In most cases, cardholders submit a dispute in order to initiate a chargeback, and nothing more. In this circumstance, there is no need to calculate a first win rate and a final win rate. This is because the chargeback stage was the only stage where a dispute was processed.
However, some analysts and merchants regularly respond to disputes that went to second chargeback or pre-arbitration (which is the same stage). This means they respond to disputes in two different stages. This allows someone to calculate their win rate from the chargeback stage (i.e., the first win rate) and their win rate from the second chargeback/pre-arbitration stage (i.e., the final win rate).
The reason why there will be two win rates is to compare your team's success rate in different dispute stages. This allows you to compare their results and to plan accordingly to improve your win rates.
For example, an analyst will calculate their win rate (see 'How do I calculate my win rate?') from two dispute stages: the chargeback stage and the pre-arbitration stage.

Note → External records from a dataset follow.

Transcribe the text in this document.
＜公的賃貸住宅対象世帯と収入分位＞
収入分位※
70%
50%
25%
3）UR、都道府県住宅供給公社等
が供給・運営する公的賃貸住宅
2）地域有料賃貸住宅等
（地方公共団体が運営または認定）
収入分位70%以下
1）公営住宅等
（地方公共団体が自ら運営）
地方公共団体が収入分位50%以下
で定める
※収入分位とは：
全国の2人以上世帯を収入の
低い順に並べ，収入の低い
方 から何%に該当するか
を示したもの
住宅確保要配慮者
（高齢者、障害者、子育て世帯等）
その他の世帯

Within the last 30 days, the analyst found out the team's first win rate, in the chargeback stage, was:
- [35 Dispute Wins / (35 Wins + 25 Losses)]
- [0.583]*100 = 58.3%
Within the last 30 days, the analyst found out the team's final win rate, in the pre-arbitration stage, was:
- [15 Dispute Wins / (15 Dispute Wins + 29 Losses)]
- [0.341]*100 = 34.1%
So, it seems the analyst's team earned a final win rate that is 24.2 percentage points lower than their first win rate. E.g., they had better success in winning against disputes in the chargeback stage, but not in the pre-arbitration stage.
After some follow-up research, the analyst's team will develop a strategy to improve their win rates.